In early September 1882, Thomas Edison culminated three year’s worth of inventive work to demonstrate his Pearl Street electric generating station in lower Manhattan [near the East River]. Originally having one generator and serving 40 electric lamps at 85 customer sites, the station grew by 1884 to have multiple generators serving 10,164 lamps at 508 customer sites. The electric utility industry was born 130 years ago.
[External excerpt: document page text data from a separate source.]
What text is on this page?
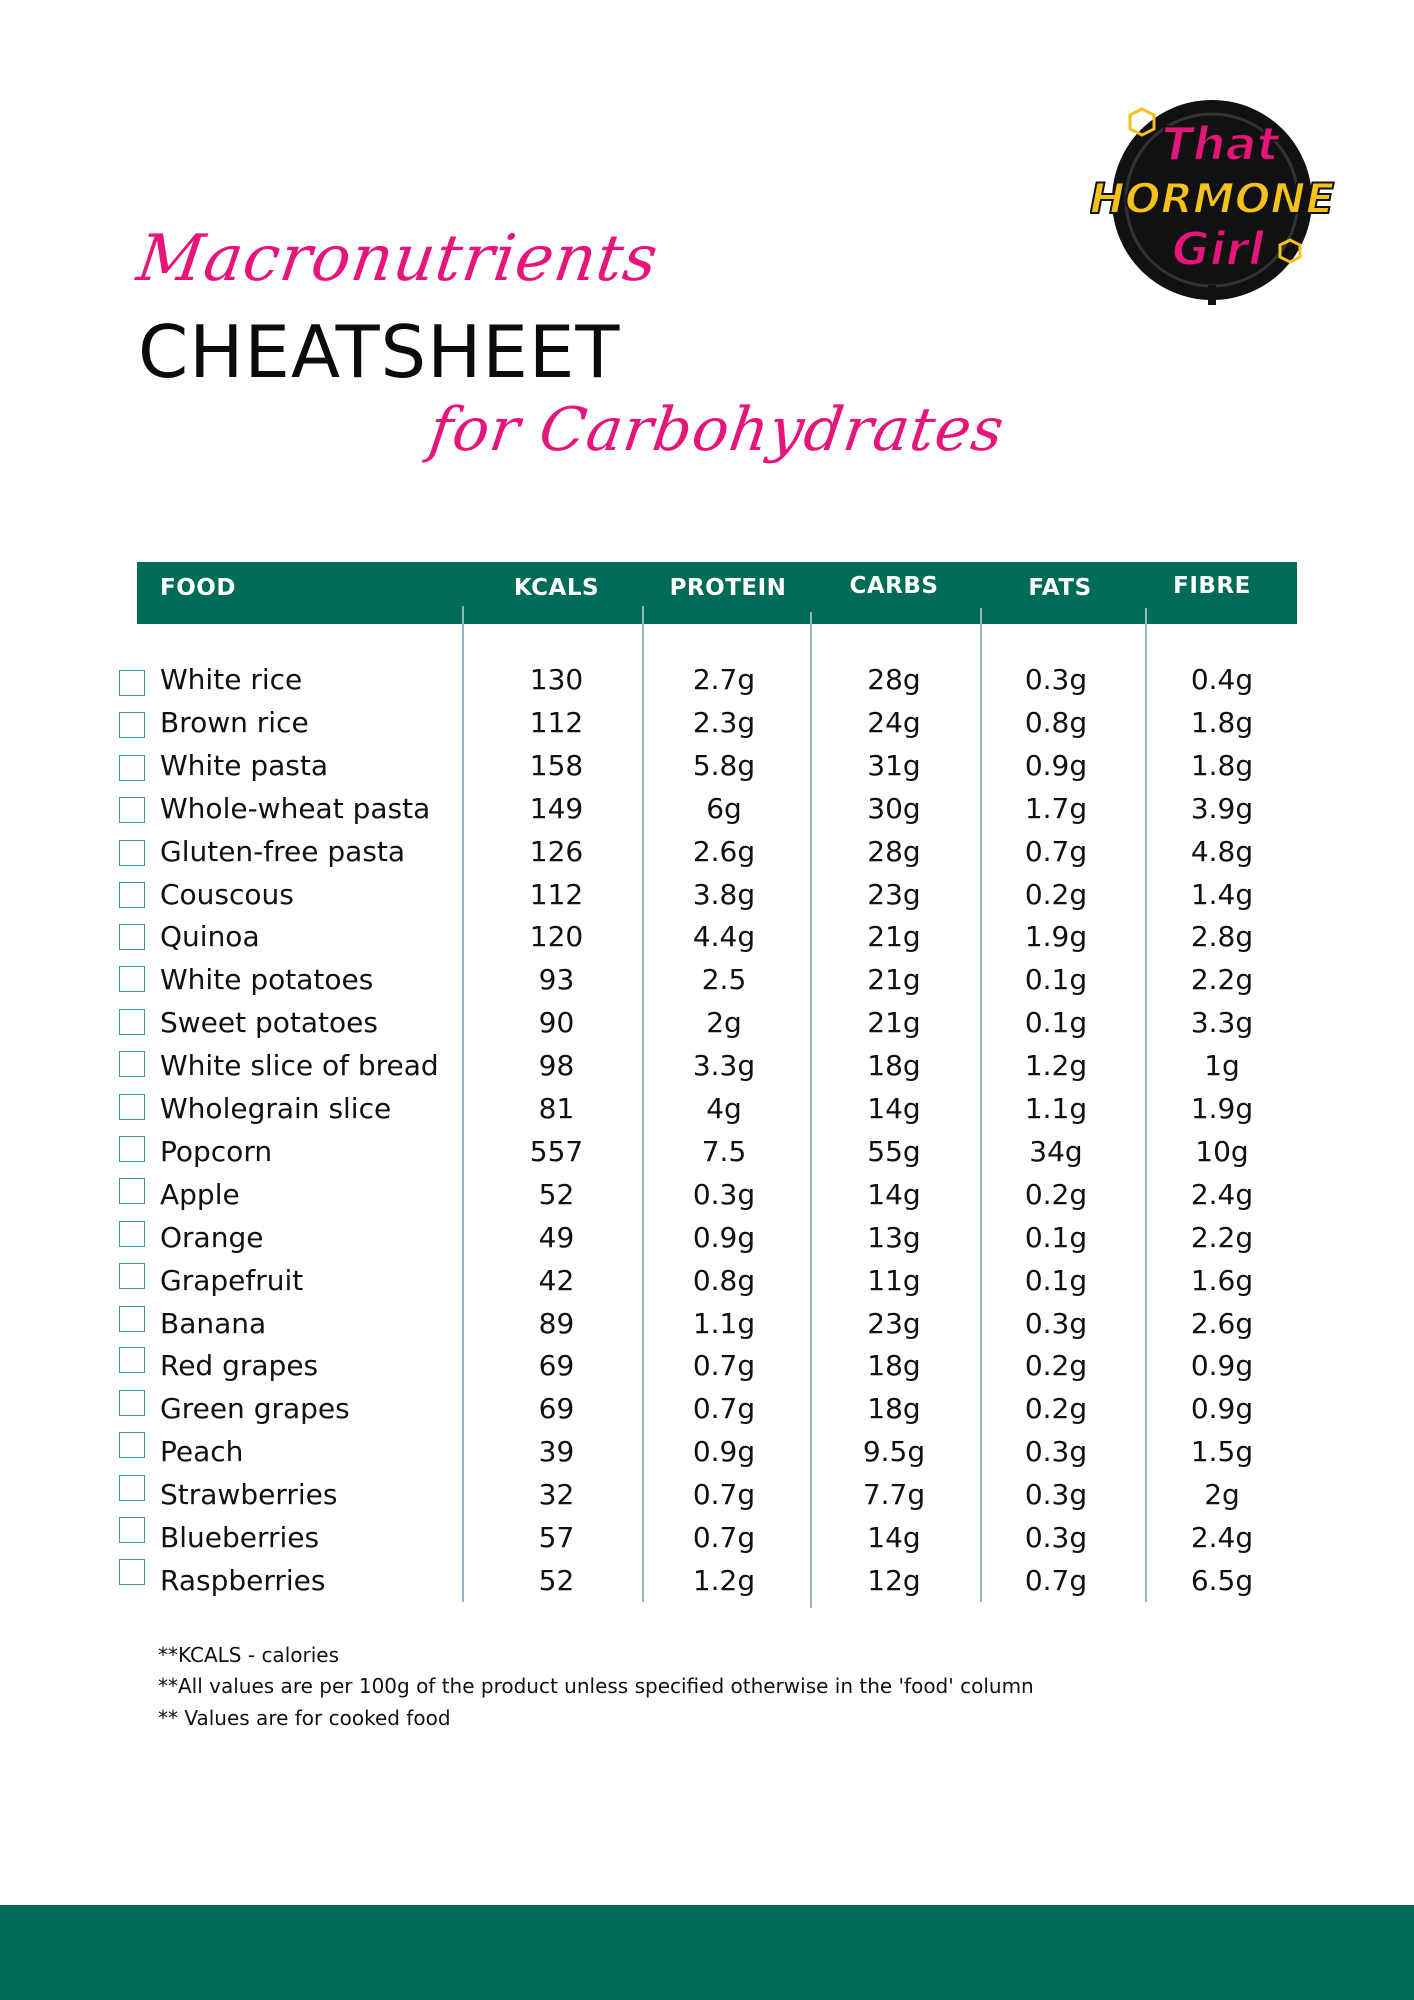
That
HORMONE
Girl
Macronutrients
CHEATSHEET
for Carbohydrates
FOOD	KCALS	PROTEIN	CARBS	FATS	FIBRE
White rice	130	2.7g	28g	0.3g	0.4g
Brown rice	112	2.3g	24g	0.8g	1.8g
White pasta	158	5.8g	31g	0.9g	1.8g
Whole-wheat pasta	149	6g	30g	1.7g	3.9g
Gluten-free pasta	126	2.6g	28g	0.7g	4.8g
Couscous	112	3.8g	23g	0.2g	1.4g
Quinoa	120	4.4g	21g	1.9g	2.8g
White potatoes	93	2.5	21g	0.1g	2.2g
Sweet potatoes	90	2g	21g	0.1g	3.3g
White slice of bread	98	3.3g	18g	1.2g	1g
Wholegrain slice	81	4g	14g	1.1g	1.9g
Popcorn	557	7.5	55g	34g	10g
Apple	52	0.3g	14g	0.2g	2.4g
Orange	49	0.9g	13g	0.1g	2.2g
Grapefruit	42	0.8g	11g	0.1g	1.6g
Banana	89	1.1g	23g	0.3g	2.6g
Red grapes	69	0.7g	18g	0.2g	0.9g
Green grapes	69	0.7g	18g	0.2g	0.9g
Peach	39	0.9g	9.5g	0.3g	1.5g
Strawberries	32	0.7g	7.7g	0.3g	2g
Blueberries	57	0.7g	14g	0.3g	2.4g
Raspberries	52	1.2g	12g	0.7g	6.5g
**KCALS - calories
**All values are per 100g of the product unless specified otherwise in the 'food' column
** Values are for cooked food
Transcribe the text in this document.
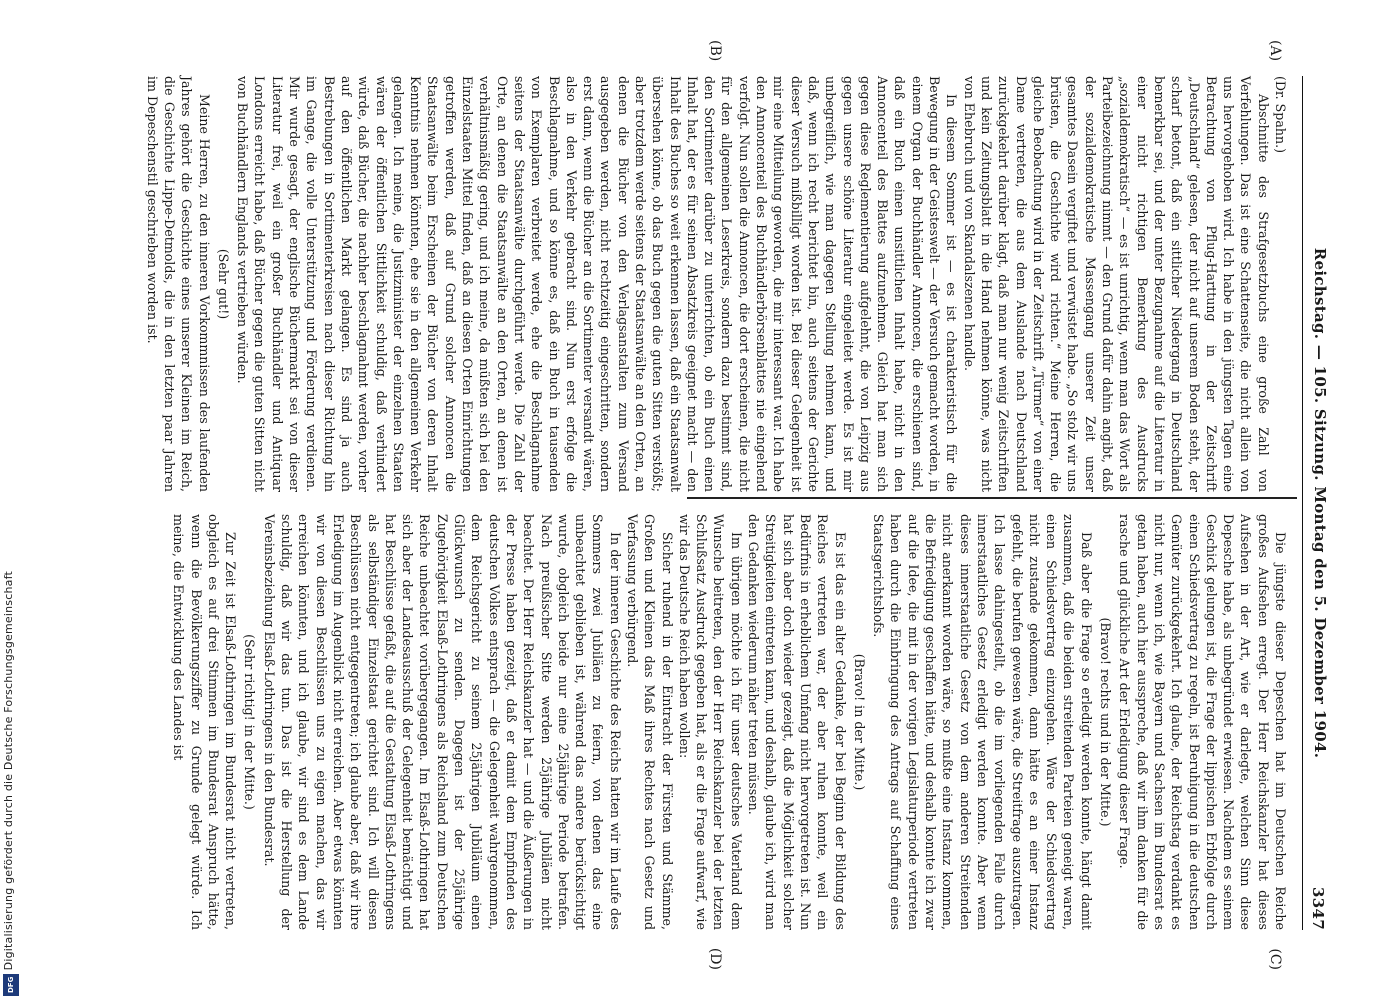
Digitalisierung gefördert durch die Deutsche Forschungsgemeinschaft
DFG
Reichstag. — 105. Sitzung. Montag den 5. Dezember 1904.
3347
(A)
(B)
(C)
(D)

(Dr. Spahn.)

Abschnitte des Strafgesetzbuchs eine große Zahl von Verfehlungen. Das ist eine Schattenseite, die nicht allein von uns hervorgehoben wird. Ich habe in den jüngsten Tagen eine Betrachtung von Pflug-Harttung in der Zeitschrift „Deutschland“ gelesen, der nicht auf unserem Boden steht, der scharf betont, daß ein sittlicher Niedergang in Deutschland bemerkbar sei, und der unter Bezugnahme auf die Literatur in einer nicht richtigen Bemerkung des Ausdrucks „sozialdemokratisch“ — es ist unrichtig, wenn man das Wort als Parteibezeichnung nimmt — den Grund dafür dahin angibt, daß der sozialdemokratische Massengang unserer Zeit unser gesamtes Dasein vergiftet und verwüstet habe. „So stolz wir uns brüsten, die Geschichte wird richten.“ Meine Herren, die gleiche Beobachtung wird in der Zeitschrift „Türmer“ von einer Dame vertreten, die aus dem Auslande nach Deutschland zurückgekehrt darüber klagt, daß man nur wenig Zeitschriften und kein Zeitungsblatt in die Hand nehmen könne, was nicht von Ehebruch und von Skandalszenen handle.

In diesem Sommer ist — es ist charakteristisch für die Bewegung in der Geisteswelt — der Versuch gemacht worden, in einem Organ der Buchhändler Annoncen, die erschienen sind, daß ein Buch einen unsittlichen Inhalt habe, nicht in den Annoncenteil des Blattes aufzunehmen. Gleich hat man sich gegen diese Reglementierung aufgelehnt, die von Leipzig aus gegen unsere schöne Literatur eingeleitet werde. Es ist mir unbegreiflich, wie man dagegen Stellung nehmen kann, und daß, wenn ich recht berichtet bin, auch seitens der Gerichte dieser Versuch mißbilligt worden ist. Bei dieser Gelegenheit ist mir eine Mitteilung geworden, die mir interessant war. Ich habe den Annoncenteil des Buchhändlerbörsenblattes nie eingehend verfolgt. Nun sollen die Annoncen, die dort erscheinen, die nicht für den allgemeinen Leserkreis, sondern dazu bestimmt sind, den Sortimenter darüber zu unterrichten, ob ein Buch einen Inhalt hat, der es für seinen Absatzkreis geeignet macht — den Inhalt des Buches so weit erkennen lassen, daß ein Staatsanwalt übersehen könne, ob das Buch gegen die guten Sitten verstößt; aber trotzdem werde seitens der Staatsanwälte an den Orten, an denen die Bücher von den Verlagsanstalten zum Versand ausgegeben werden, nicht rechtzeitig eingeschritten, sondern erst dann, wenn die Bücher an die Sortimenter versandt wären, also in den Verkehr gebracht sind. Nun erst erfolge die Beschlagnahme, und so könne es, daß ein Buch in tausenden von Exemplaren verbreitet werde, ehe die Beschlagnahme seitens der Staatsanwälte durchgeführt werde. Die Zahl der Orte, an denen die Staatsanwälte an den Orten, an denen ist verhältnismäßig gering, und ich meine, da müßten sich bei den Einzelstaaten Mittel finden, daß an diesen Orten Einrichtungen getroffen werden, daß auf Grund solcher Annoncen die Staatsanwälte beim Erscheinen der Bücher von deren Inhalt Kenntnis nehmen könnten, ehe sie in den allgemeinen Verkehr gelangen. Ich meine, die Justizminister der einzelnen Staaten wären der öffentlichen Sittlichkeit schuldig, daß verhindert würde, daß Bücher, die nachher beschlagnahmt werden, vorher auf den öffentlichen Markt gelangen. Es sind ja auch Bestrebungen in Sortimenterkreisen nach dieser Richtung hin im Gange, die volle Unterstützung und Förderung verdienen. Mir wurde gesagt, der englische Büchermarkt sei von dieser Literatur frei, weil ein großer Buchhändler und Antiquar Londons erreicht habe, daß Bücher gegen die guten Sitten nicht von Buchhändlern Englands vertrieben würden.

(Sehr gut!)

Meine Herren, zu den inneren Vorkommnissen des laufenden Jahres gehört die Geschichte eines unserer Kleinen im Reich, die Geschichte Lippe-Detmolds, die in den letzten paar Jahren im Depeschenstil geschrieben worden ist.

Die jüngste dieser Depeschen hat im Deutschen Reiche großes Aufsehen erregt. Der Herr Reichskanzler hat dieses Aufsehen in der Art, wie er darlegte, welchen Sinn diese Depesche habe, als unbegründet erwiesen. Nachdem es seinem Geschick gelungen ist, die Frage der lippischen Erbfolge durch einen Schiedsvertrag zu regeln, ist Beruhigung in die deutschen Gemüter zurückgekehrt. Ich glaube, der Reichstag verdankt es nicht nur, wenn ich, wie Bayern und Sachsen im Bundesrat es getan haben, auch hier ausspreche, daß wir ihm danken für die rasche und glückliche Art der Erledigung dieser Frage.

(Bravo! rechts und in der Mitte.)

Daß aber die Frage so erledigt werden konnte, hängt damit zusammen, daß die beiden streitenden Parteien geneigt waren, einen Schiedsvertrag einzugehen. Wäre der Schiedsvertrag nicht zustande gekommen, dann hätte es an einer Instanz gefehlt, die berufen gewesen wäre, die Streitfrage auszutragen. Ich lasse dahingestellt, ob die im vorliegenden Falle durch innerstaatliches Gesetz erledigt werden konnte. Aber wenn dieses innerstaatliche Gesetz von dem anderen Streitenden nicht anerkannt worden wäre, so mußte eine Instanz kommen, die Befriedigung geschaffen hätte, und deshalb konnte ich zwar auf die Idee, die mit in der vorigen Legislaturperiode vertreten haben durch die Einbringung des Antrags auf Schaffung eines Staatsgerichtshofs.

(Bravo! in der Mitte.)

Es ist das ein alter Gedanke, der bei Beginn der Bildung des Reiches vertreten war, der aber ruhen konnte, weil ein Bedürfnis in erheblichem Umfang nicht hervorgetreten ist. Nun hat sich aber doch wieder gezeigt, daß die Möglichkeit solcher Streitigkeiten eintreten kann, und deshalb, glaube ich, wird man den Gedanken wiederum näher treten müssen.

Im übrigen möchte ich für unser deutsches Vaterland dem Wunsche beitreten, den der Herr Reichskanzler bei der letzten Schlußsatz Ausdruck gegeben hat, als er die Frage aufwarf, wie wir das Deutsche Reich haben wollen:

Sicher ruhend in der Eintracht der Fürsten und Stämme, Großen und Kleinen das Maß ihres Rechtes nach Gesetz und Verfassung verbürgend.

In der inneren Geschichte des Reichs hatten wir im Laufe des Sommers zwei Jubiläen zu feiern, von denen das eine unbeachtet geblieben ist, während das andere berücksichtigt wurde, obgleich beide nur eine 25jährige Periode betrafen. Nach preußischer Sitte werden 25jährige Jubiläen nicht beachtet. Der Herr Reichskanzler hat — und die Äußerungen in der Presse haben gezeigt, daß er damit dem Empfinden des deutschen Volkes entsprach — die Gelegenheit wahrgenommen, dem Reichsgericht zu seinem 25jährigen Jubiläum einen Glückwunsch zu senden. Dagegen ist der 25jährige Zugehörigkeit Elsaß-Lothringens als Reichsland zum Deutschen Reiche unbeachtet vorübergegangen. Im Elsaß-Lothringen hat sich aber der Landesausschuß der Gelegenheit bemächtigt und hat Beschlüsse gefaßt, die auf die Gestaltung Elsaß-Lothringens als selbständiger Einzelstaat gerichtet sind. Ich will diesen Beschlüssen nicht entgegentreten; ich glaube aber, daß wir ihre Erledigung im Augenblick nicht erreichen. Aber etwas könnten wir von diesen Beschlüssen uns zu eigen machen, das wir erreichen könnten, und ich glaube, wir sind es dem Lande schuldig, daß wir das tun. Das ist die Herstellung der Vereinsbeziehung Elsaß-Lothringens in den Bundesrat.

(Sehr richtig! in der Mitte.)

Zur Zeit ist Elsaß-Lothringen im Bundesrat nicht vertreten, obgleich es auf drei Stimmen im Bundesrat Anspruch hätte, wenn die Bevölkerungsziffer zu Grunde gelegt würde. Ich meine, die Entwicklung des Landes ist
Edison and his team designed a new rugged dynamo, the largest ever built, for use at Pearl Street. Nicknamed the “Jumbo”, each of the six units installed weighed 27 tons; and came equipped with a ten foot armature shaft, and capable of producing 100 kilowatts. Each dynamo was driven by a steam engine, which received steam from boilers located in another part of the plant. The Pearl Street plant was designed as a 600 kilowatt station and served an area of about one square mile. Today’s typical large utility generators turn-out 500-1,000 MW of power [1 MW = 1,000,000 watts]. It’s a very different and highly energy intensive world. In the typical New Jersey home in 1940, a home would have used about 700 kWh of energy for the whole year. Today, that same home consumes over 7500 kWh, a factor of ten more in total annual electric energy use.
What often is lost in discussions of the early utility system is the need for Edison and his staff to literally design, create, engineer, and implement every major component of that system-an inventive fugue that resulted in somewhere between 300 and 400 patents; including….generators, wires, switches, light sockets, meters, fuses, lamps, junction boxes….etc. Pearl Street station used a classic two wire distribution system. Edison also had to open a school to train his workers how to make the necessary cable installations under the busy New York City streets, and to make reliable connections from the cables to each customer. His fuel choice to power his steam boilers was coal. At his legendary West Orange, NJ Labs, built in 1887, Edison would install upgraded equipment to that at Pearl Street, powering the labs and also his home, located a scant half-mile away.
Today the U.S. electric utility industry is approaching $400 billion in annual revenue. Worldwide, utility revenues are about four times as large. National total utility power station capacity today is in excess of 1.1 million MW; using a variety of fuel forms—coal, natural gas, oil, hydro, nuclear and now solar and wind energy sources. Edison certainly would welcome the use of solar and wind resources, having been a big fan of the then emerging renewable technologies in the 1920s.……”I’d put my money on the sun and solar energy. What a source of power! I hope we don’t have to wait until oil and coal run out before we tackle that.”
Upon his death in 1931, well-meaning officials discussed shutting off the electric power to honor Edison’s achievements. They soon realized how dangerous that would be; and how absolutely necessary electric service was to our nation and safety. From 1882 to 1931, just 49 years, electricity made incredible market penetration in our world and to this day, it is the mainstay of our standard of living. Edison, the man who brought light and convenient and cheap electricity into our lives.
Thomas Edison said … “My desire is to do everything within my power to free people from drudgery and create the largest measure of happiness and prosperity.”